Anna Sarol, 18, was paralyzed from the waist down in a gymnastics accident during her freshman year, but she never gave up on her goal of walking across the stage to collect her diploma.
It was a moment four years in the making, but for Anna Sarol, 18, graduation day was a celebration of more than just studying hard. With the help of her sister, she stood up from the wheelchair she uses every day to walk across the stage and collect her diploma as her classmates, family and teachers cheered her on.
"I stood up and could feel all the energy coming together," Sarol told InsideEdition.com of the adrenaline-filled moment. "I looked up and I saw everyone in the crowd and all of my graduating class standing up and clapping for me."
It was a long and difficult road to take those first steps. Sarol was injured in a gymnastics accident on the high bars at the very beginning of her freshman year at Olathe Northwest High School in Olathe, Kansas. The injury damaged the 15-year-old's spine at the 10th thoracic vertebrae, paralyzing her from the waist down and completely changing her life, she said.
"It was a very difficult route, because at first I didn't know what had happened," she said of the accident. "Especially because I was so young, I didn't know how this would affect me."
She spent months in and out of hospitals and rehabilitation centers, and worked hard at physical and occupational therapy sessions. Her family set up a GoFundMe page to help cover her medical expenses and raise money for an exoskeleton, a high-tech rehabilitation device that would help her learn to walk again.
Among the many challenges she faced was learning to navigate the world using a wheelchair, which also gave her a new passion: advocating for public spaces to be more accessible for people with disabilities so that "people aren't afraid to get out of their houses because they're afraid of not having accessibility around their environment. It's definitely what I push for," she explained.
But through it all, her goal of walking across the stage to collect her diploma stayed with her.
"I made this promise to myself since I got injured that I would walk across the stage and receive my diploma," Sarol said. "It's crazy to think that four years later, I am here exemplifying the hard work that I have been through and the hours I spent on physical therapy, which all paid off in this moment."

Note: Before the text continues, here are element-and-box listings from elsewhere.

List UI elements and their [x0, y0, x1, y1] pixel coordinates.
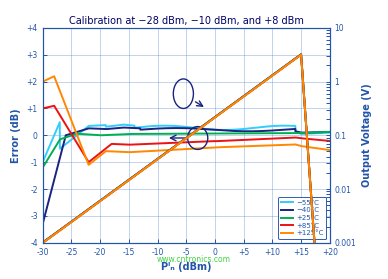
−55°C	[319, 131, 324, 135]
X-axis label: Pᴵₙ (dBm): Pᴵₙ (dBm)	[161, 262, 211, 272]
−55°C	[327, 131, 332, 134]
+25°C	[267, 132, 271, 135]
+125°C	[55, 83, 60, 86]
−55°C	[40, 160, 45, 164]
Line: +25°C: +25°C	[43, 132, 330, 167]
−40°C	[55, 166, 60, 169]
Title: Calibration at −28 dBm, −10 dBm, and +8 dBm: Calibration at −28 dBm, −10 dBm, and +8 …	[69, 16, 304, 26]
+125°C	[327, 148, 332, 152]
+25°C	[172, 132, 177, 135]
−40°C	[267, 129, 271, 132]
−40°C	[319, 131, 324, 134]
Y-axis label: Output Voltage (V): Output Voltage (V)	[362, 83, 372, 187]
−55°C	[319, 131, 324, 135]
+125°C	[86, 163, 91, 167]
+85°C	[52, 104, 57, 107]
+25°C	[319, 131, 324, 134]
Line: −40°C: −40°C	[43, 128, 330, 224]
−40°C	[180, 126, 185, 130]
−40°C	[121, 126, 125, 129]
+25°C	[40, 166, 45, 169]
−55°C	[180, 125, 185, 128]
−55°C	[267, 125, 271, 128]
+125°C	[267, 144, 271, 147]
Text: www.cntronics.com: www.cntronics.com	[157, 255, 231, 264]
+85°C	[40, 107, 45, 110]
+85°C	[173, 141, 177, 145]
Y-axis label: Error (dB): Error (dB)	[11, 108, 21, 163]
Line: −55°C: −55°C	[43, 122, 330, 162]
+125°C	[319, 147, 324, 151]
+125°C	[319, 147, 324, 151]
+85°C	[327, 139, 332, 143]
+125°C	[40, 80, 45, 83]
+85°C	[180, 141, 185, 144]
−55°C	[173, 124, 177, 128]
+85°C	[55, 110, 60, 113]
−40°C	[327, 130, 332, 134]
+25°C	[180, 132, 185, 135]
−40°C	[173, 126, 177, 130]
−40°C	[319, 131, 324, 134]
+125°C	[52, 74, 57, 78]
+25°C	[327, 130, 332, 133]
+125°C	[173, 148, 177, 151]
+85°C	[267, 137, 271, 140]
Line: +85°C: +85°C	[43, 106, 330, 162]
−55°C	[57, 121, 62, 124]
+85°C	[319, 138, 324, 142]
+125°C	[180, 148, 185, 151]
+25°C	[319, 131, 324, 134]
Line: +125°C: +125°C	[43, 76, 330, 165]
−40°C	[40, 222, 45, 226]
+25°C	[55, 142, 60, 145]
+85°C	[319, 139, 324, 142]
+85°C	[86, 160, 91, 164]
Legend: −55°C, −40°C, +25°C, +85°C, +125°C: −55°C, −40°C, +25°C, +85°C, +125°C	[278, 197, 326, 239]
−55°C	[55, 126, 60, 129]
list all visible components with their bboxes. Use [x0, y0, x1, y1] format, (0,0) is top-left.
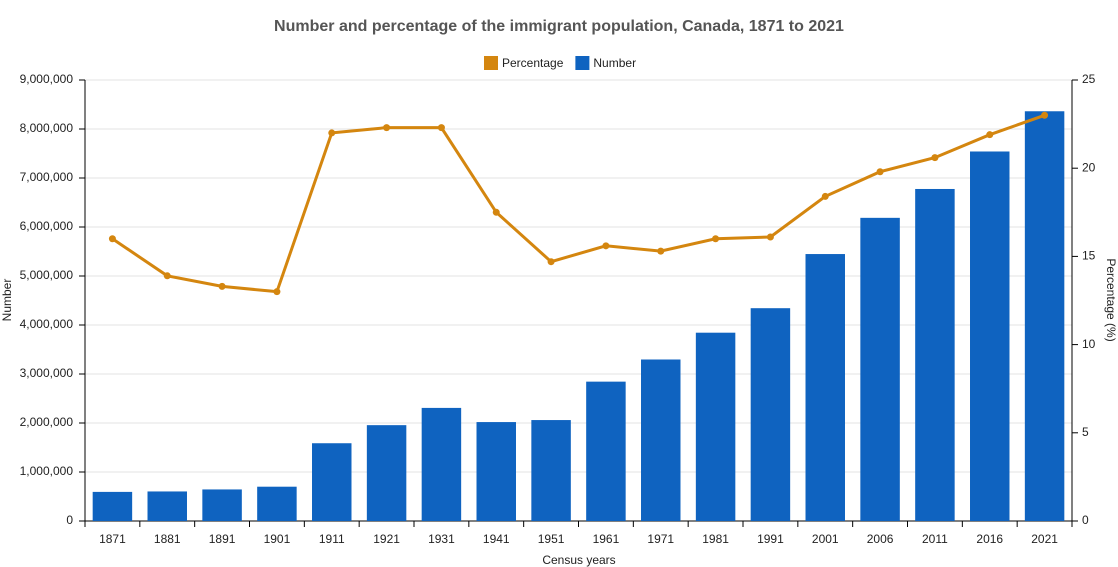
bar — [641, 359, 681, 521]
y-tick-label: 9,000,000 — [20, 72, 74, 86]
legend-swatch — [484, 56, 498, 70]
x-tick-label: 2016 — [976, 532, 1003, 546]
x-tick-label: 1961 — [593, 532, 620, 546]
y-tick-label: 2,000,000 — [20, 415, 74, 429]
point — [218, 282, 226, 290]
bar — [476, 422, 516, 521]
point — [273, 288, 281, 296]
bar — [970, 151, 1010, 521]
bar — [750, 308, 791, 521]
x-tick-label: 1971 — [647, 532, 674, 546]
bar — [531, 420, 571, 521]
y2-tick-label: 10 — [1082, 337, 1096, 351]
legend-label: Number — [593, 56, 636, 70]
y2-tick-label: 5 — [1082, 425, 1089, 439]
x-tick-label: 1881 — [154, 532, 181, 546]
y-tick-label: 3,000,000 — [20, 366, 74, 380]
bar — [312, 443, 352, 521]
point — [602, 242, 610, 250]
point — [328, 129, 336, 137]
point — [986, 131, 994, 139]
y-tick-label: 4,000,000 — [20, 317, 74, 331]
line — [111, 113, 1046, 294]
legend-label: Percentage — [502, 56, 564, 70]
bar — [147, 491, 187, 521]
bar — [92, 491, 133, 521]
bar — [421, 407, 462, 521]
bar — [586, 381, 626, 521]
x-tick-label: 1941 — [483, 532, 510, 546]
point — [383, 124, 391, 132]
y2-axis-label: Percentage (%) — [1104, 258, 1118, 341]
x-tick-label: 2021 — [1031, 532, 1058, 546]
x-tick-label: 1951 — [538, 532, 565, 546]
bar — [915, 188, 955, 521]
point — [547, 258, 555, 266]
point — [931, 154, 939, 162]
point — [108, 235, 116, 243]
point — [657, 247, 665, 255]
x-tick-label: 2011 — [922, 532, 948, 546]
legend-swatch — [575, 56, 590, 70]
bar — [202, 489, 242, 521]
point — [821, 192, 829, 200]
point — [163, 272, 171, 280]
y-tick-label: 5,000,000 — [20, 268, 74, 282]
point — [492, 208, 500, 216]
x-tick-label: 1871 — [99, 532, 126, 546]
y2-tick-label: 25 — [1082, 72, 1096, 86]
point — [712, 235, 720, 243]
x-tick-label: 1921 — [373, 532, 400, 546]
y-tick-label: 0 — [66, 513, 73, 527]
point — [437, 124, 445, 132]
y-tick-label: 6,000,000 — [20, 219, 74, 233]
x-tick-label: 1931 — [428, 532, 455, 546]
x-tick-label: 1901 — [264, 532, 291, 546]
y2-tick-label: 20 — [1082, 160, 1096, 174]
x-tick-label: 1991 — [757, 532, 784, 546]
point — [1041, 111, 1049, 119]
bar — [695, 332, 736, 521]
bar — [366, 425, 407, 521]
y-tick-label: 7,000,000 — [20, 170, 74, 184]
chart-title: Number and percentage of the immigrant p… — [274, 18, 844, 35]
y-axis-label: Number — [0, 279, 14, 322]
point — [766, 233, 774, 241]
x-tick-label: 2006 — [867, 532, 894, 546]
x-tick-label: 2001 — [812, 532, 839, 546]
y-tick-label: 1,000,000 — [20, 464, 74, 478]
y-tick-label: 8,000,000 — [20, 121, 74, 135]
point — [876, 168, 884, 176]
bar — [1024, 111, 1065, 522]
x-tick-label: 1891 — [209, 532, 236, 546]
y2-tick-label: 15 — [1082, 249, 1096, 263]
bar — [805, 254, 845, 521]
x-tick-label: 1981 — [702, 532, 729, 546]
x-axis-label: Census years — [542, 553, 615, 567]
x-tick-label: 1911 — [319, 532, 345, 546]
bar — [860, 217, 900, 521]
bar — [257, 486, 297, 521]
y2-tick-label: 0 — [1082, 513, 1089, 527]
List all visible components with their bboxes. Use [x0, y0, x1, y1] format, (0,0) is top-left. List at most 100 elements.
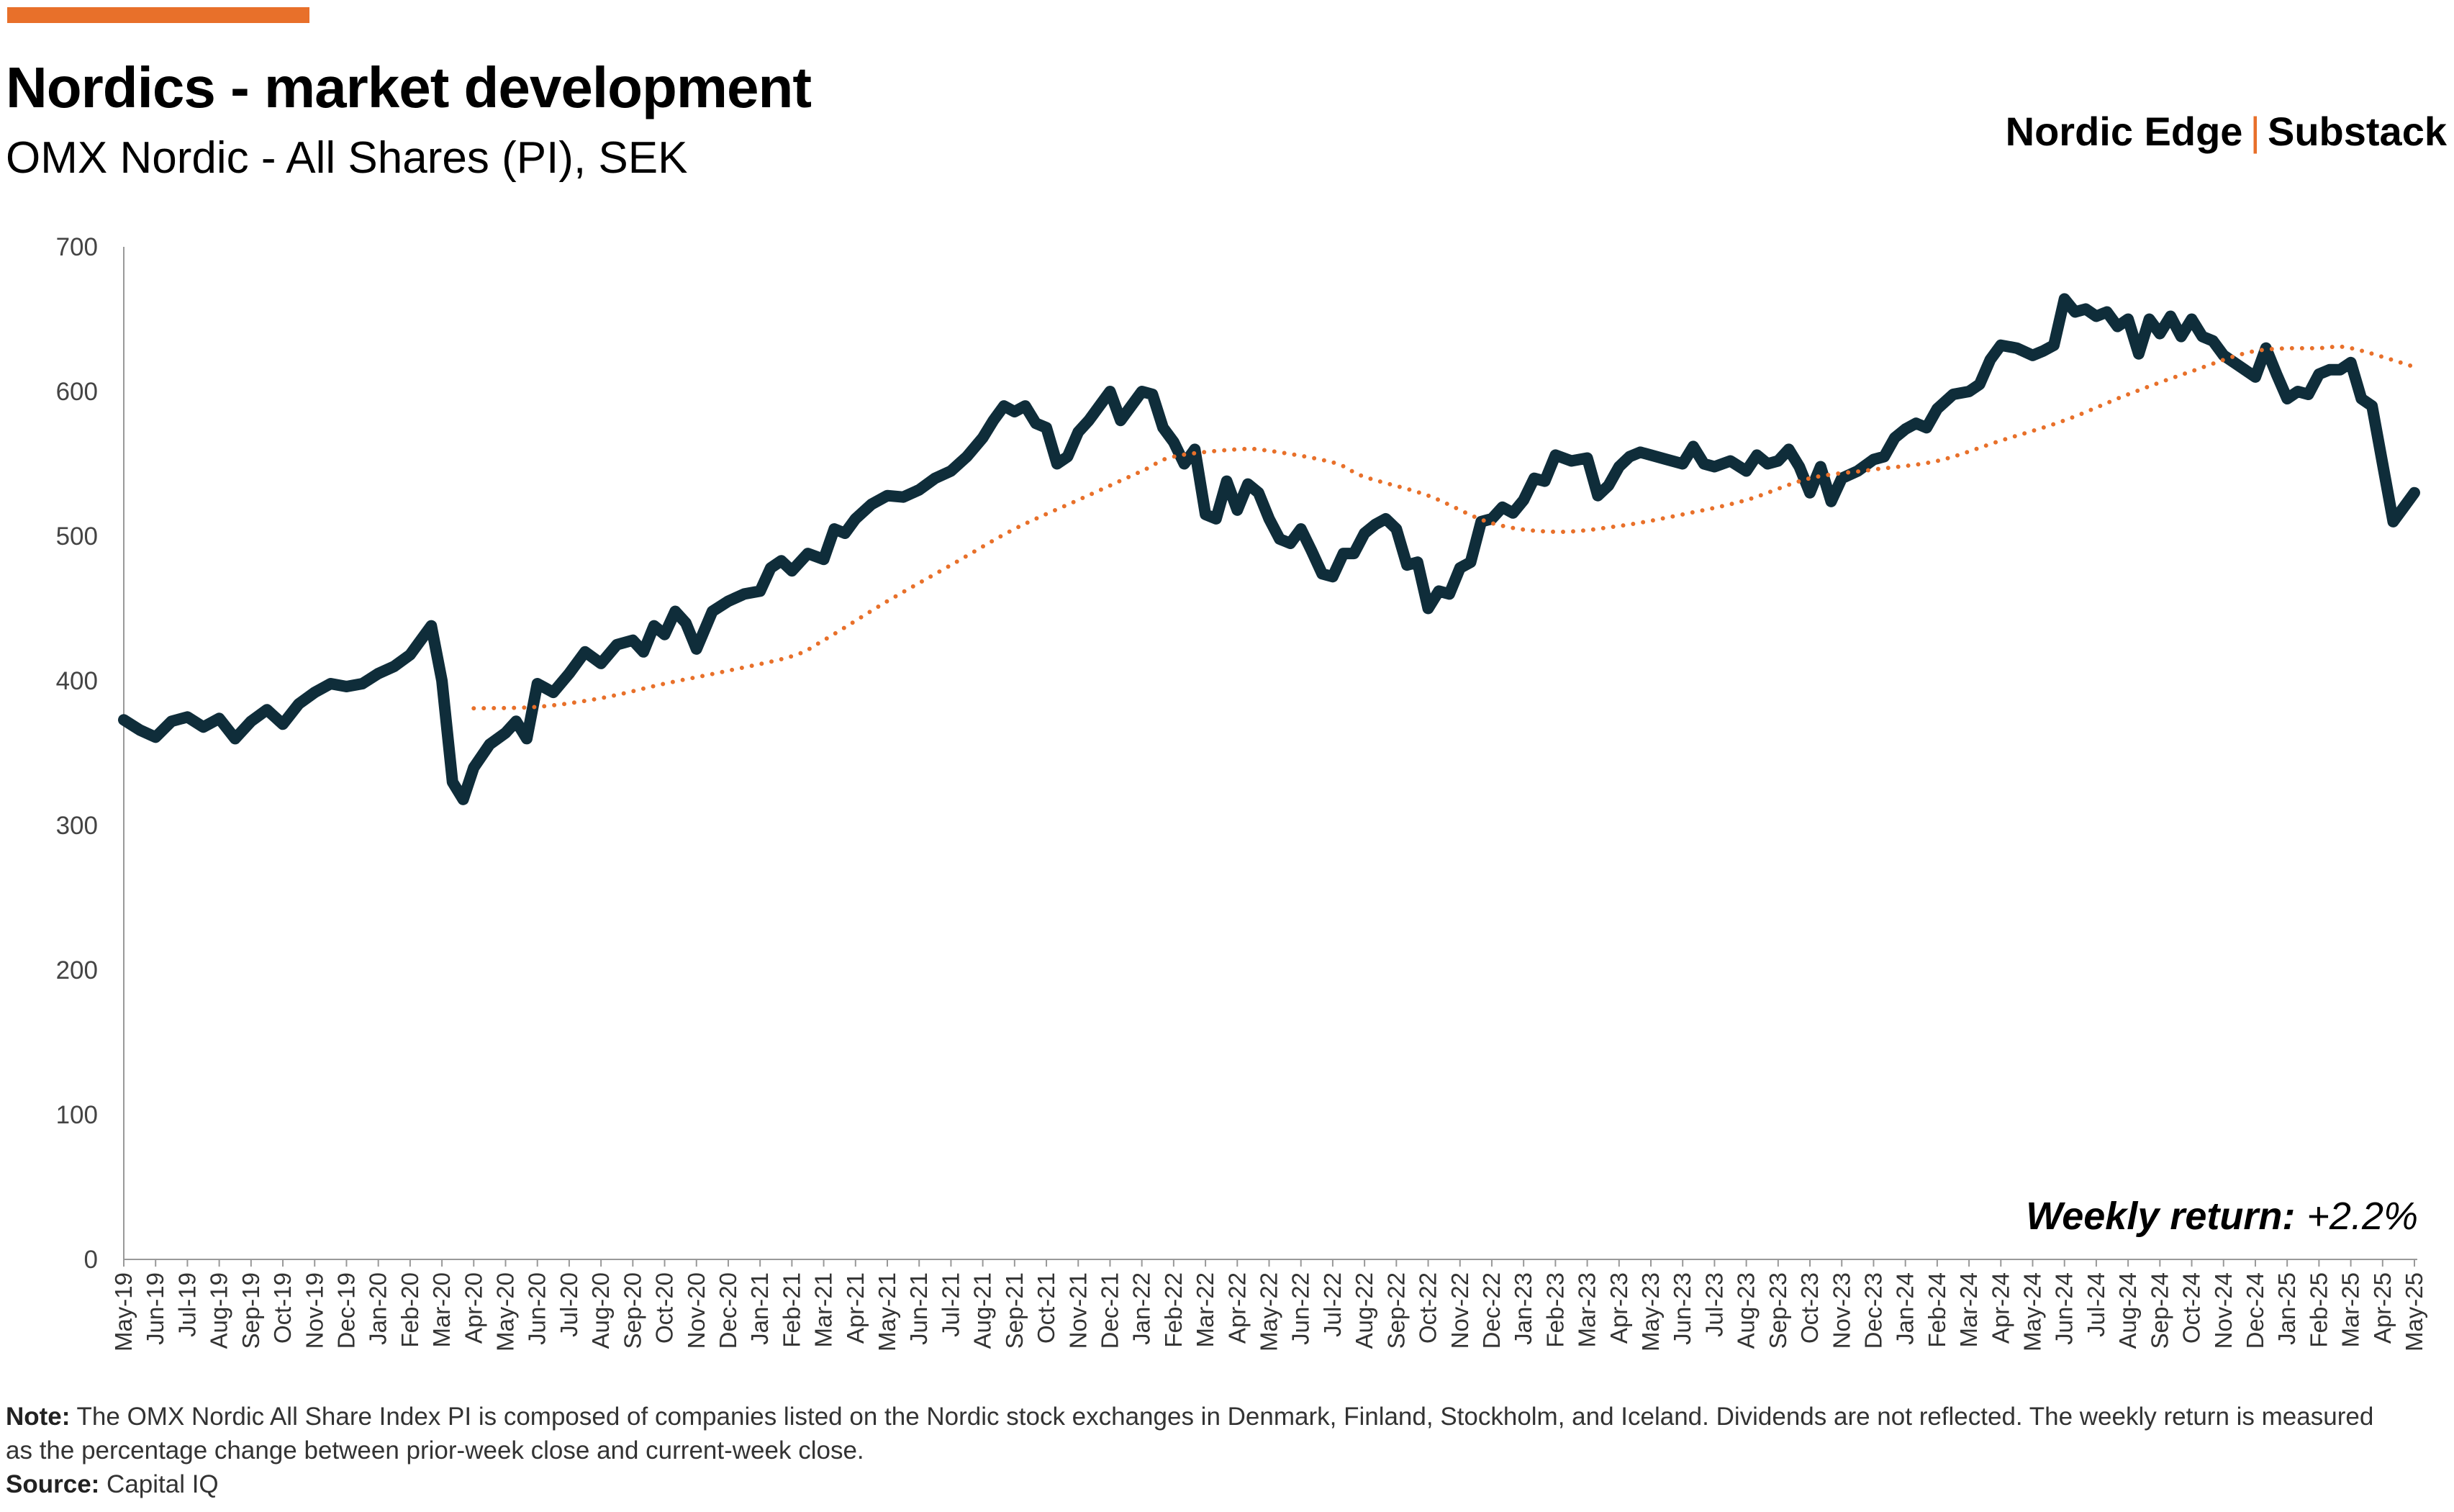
x-tick-label: Jun-22 [1287, 1272, 1314, 1345]
x-tick-label: Mar-25 [2337, 1272, 2364, 1348]
y-tick-label: 700 [56, 233, 98, 261]
x-tick-label: May-19 [110, 1272, 137, 1352]
x-tick-label: Nov-24 [2210, 1272, 2237, 1349]
x-tick-label: Jul-19 [173, 1272, 200, 1337]
x-tick-label: Feb-21 [778, 1272, 805, 1348]
accent-bar [7, 7, 309, 23]
x-tick-label: Nov-20 [683, 1272, 710, 1349]
x-tick-label: Jan-23 [1510, 1272, 1536, 1345]
source-text: Capital IQ [99, 1470, 219, 1498]
x-tick-label: May-24 [2019, 1272, 2046, 1352]
x-tick-label: Jul-22 [1319, 1272, 1346, 1337]
x-tick-label: Dec-22 [1478, 1272, 1505, 1349]
x-axis-ticks: May-19 Jun-19 Jul-19 Aug-19 Sep-19 Oct-19 Nov-… [110, 1259, 2427, 1352]
x-tick-label: Oct-22 [1415, 1272, 1441, 1344]
y-tick-label: 600 [56, 378, 98, 406]
note-text: The OMX Nordic All Share Index PI is com… [6, 1403, 2374, 1465]
x-tick-label: Feb-23 [1541, 1272, 1568, 1348]
x-tick-label: Dec-23 [1860, 1272, 1886, 1349]
source-label: Source: [6, 1470, 100, 1498]
x-tick-label: Oct-21 [1033, 1272, 1059, 1344]
chart-subtitle: OMX Nordic - All Shares (PI), SEK [6, 133, 688, 183]
line-chart: 0 100 200 300 400 500 600 700 May-19 Jun-19 Jul-1… [56, 233, 2427, 1352]
footer-source: Source: Capital IQ [6, 1467, 2402, 1501]
x-tick-label: Oct-19 [269, 1272, 296, 1344]
weekly-return-value: +2.2% [2306, 1195, 2418, 1238]
x-tick-label: Feb-24 [1924, 1272, 1950, 1348]
y-tick-label: 200 [56, 956, 98, 984]
y-tick-label: 100 [56, 1101, 98, 1129]
brand-logo: Nordic Edge | Substack [2006, 108, 2447, 155]
x-tick-label: Apr-21 [842, 1272, 869, 1344]
x-tick-label: Jan-21 [746, 1272, 773, 1345]
x-tick-label: Jul-20 [556, 1272, 582, 1337]
brand-name: Nordic Edge [2005, 109, 2243, 154]
x-tick-label: Sep-20 [619, 1272, 646, 1349]
x-tick-label: Feb-22 [1160, 1272, 1187, 1348]
weekly-return-label: Weekly return: [2026, 1195, 2295, 1238]
x-tick-label: Dec-21 [1096, 1272, 1123, 1349]
x-tick-label: Mar-24 [1955, 1272, 1982, 1348]
x-tick-label: Aug-20 [587, 1272, 614, 1349]
x-tick-label: Jun-21 [905, 1272, 932, 1345]
x-tick-label: Jan-24 [1892, 1272, 1919, 1345]
footer-note: Note: The OMX Nordic All Share Index PI … [6, 1400, 2402, 1467]
x-tick-label: Jul-21 [937, 1272, 964, 1337]
brand-separator: | [2250, 109, 2260, 154]
x-tick-label: Jul-24 [2083, 1272, 2109, 1337]
x-tick-label: Oct-20 [651, 1272, 678, 1344]
x-tick-label: Nov-23 [1828, 1272, 1855, 1349]
x-tick-label: Dec-20 [715, 1272, 741, 1349]
x-tick-label: Mar-20 [428, 1272, 455, 1348]
weekly-return-annotation: Weekly return: +2.2% [2026, 1195, 2418, 1238]
x-tick-label: Jul-23 [1701, 1272, 1727, 1337]
x-tick-label: Oct-24 [2178, 1272, 2205, 1344]
x-tick-label: Apr-25 [2369, 1272, 2396, 1344]
x-tick-label: Mar-22 [1192, 1272, 1218, 1348]
x-tick-label: Mar-21 [810, 1272, 837, 1348]
x-tick-label: Dec-24 [2242, 1272, 2268, 1349]
x-tick-label: Apr-23 [1606, 1272, 1632, 1344]
x-tick-label: Sep-23 [1765, 1272, 1791, 1349]
brand-platform: Substack [2268, 109, 2447, 154]
y-tick-label: 0 [84, 1246, 98, 1274]
x-tick-label: Apr-20 [460, 1272, 486, 1344]
y-tick-label: 300 [56, 812, 98, 840]
x-tick-label: Feb-20 [397, 1272, 423, 1348]
x-tick-label: Jan-25 [2273, 1272, 2300, 1345]
chart-title: Nordics - market development [6, 55, 812, 119]
x-tick-label: May-21 [874, 1272, 900, 1352]
x-tick-label: Jan-22 [1128, 1272, 1155, 1345]
index-line [118, 293, 2420, 805]
y-tick-label: 400 [56, 667, 98, 695]
x-tick-label: Aug-22 [1351, 1272, 1377, 1349]
x-tick-label: Sep-21 [1001, 1272, 1028, 1349]
x-tick-label: Aug-21 [969, 1272, 996, 1349]
x-tick-label: Nov-21 [1064, 1272, 1091, 1349]
x-tick-label: Dec-19 [332, 1272, 359, 1349]
note-label: Note: [6, 1403, 71, 1431]
x-tick-label: Apr-22 [1223, 1272, 1250, 1344]
x-tick-label: Apr-24 [1987, 1272, 2014, 1344]
x-tick-label: Jun-23 [1669, 1272, 1695, 1345]
x-tick-label: Sep-24 [2146, 1272, 2173, 1349]
x-tick-label: Nov-22 [1446, 1272, 1473, 1349]
y-tick-label: 500 [56, 522, 98, 551]
x-tick-label: May-20 [492, 1272, 519, 1352]
trend-line [471, 344, 2417, 711]
x-tick-label: Sep-19 [237, 1272, 264, 1349]
x-tick-label: Feb-25 [2305, 1272, 2332, 1348]
x-tick-label: May-25 [2401, 1272, 2427, 1352]
x-tick-label: Jan-20 [365, 1272, 391, 1345]
x-tick-label: Oct-23 [1796, 1272, 1823, 1344]
x-tick-label: Jun-19 [142, 1272, 168, 1345]
chart-series [118, 293, 2420, 805]
x-tick-label: Aug-19 [206, 1272, 232, 1349]
x-tick-label: May-22 [1256, 1272, 1282, 1352]
x-tick-label: Jun-20 [524, 1272, 551, 1345]
x-tick-label: Jun-24 [2051, 1272, 2078, 1345]
chart-axes [123, 247, 2417, 1260]
x-tick-label: May-23 [1637, 1272, 1664, 1352]
x-tick-label: Mar-23 [1574, 1272, 1600, 1348]
x-tick-label: Sep-22 [1382, 1272, 1409, 1349]
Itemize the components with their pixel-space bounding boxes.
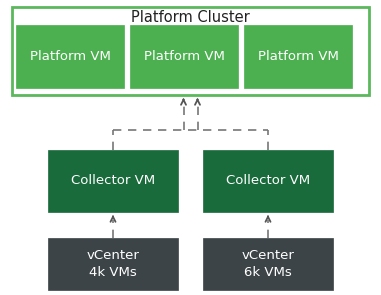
Text: Collector VM: Collector VM (71, 175, 155, 188)
Text: vCenter
6k VMs: vCenter 6k VMs (242, 249, 295, 279)
Bar (203, 150, 333, 212)
Bar (48, 238, 178, 290)
Bar (203, 238, 333, 290)
Bar (48, 150, 178, 212)
Text: Platform VM: Platform VM (258, 50, 338, 63)
Bar (130, 25, 238, 88)
Text: Platform Cluster: Platform Cluster (131, 9, 250, 24)
Bar (16, 25, 124, 88)
Text: Collector VM: Collector VM (226, 175, 310, 188)
Text: vCenter
4k VMs: vCenter 4k VMs (86, 249, 139, 279)
Text: Platform VM: Platform VM (30, 50, 110, 63)
Bar (12, 7, 369, 95)
Text: Platform VM: Platform VM (144, 50, 224, 63)
Bar (244, 25, 352, 88)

When she stood up and took those first steps with the help of her sister and a walker, Sarol's classmates were stunned, she said.
"My classmates, basically most of them have never seen me walk," she said. "I transferred to a new school and was making new friends, and then a week later, I got injured, so they just never saw me walk."
Sarol said she hopes to become a motivational speaker someday. And the two mantras she lives by?
"Let your faith be bigger than your fear," she said. "Another one that I live by is: 'Stay strong, and make them wonder how you're still smiling,' because I definitely exemplify that and I want people to see that through me."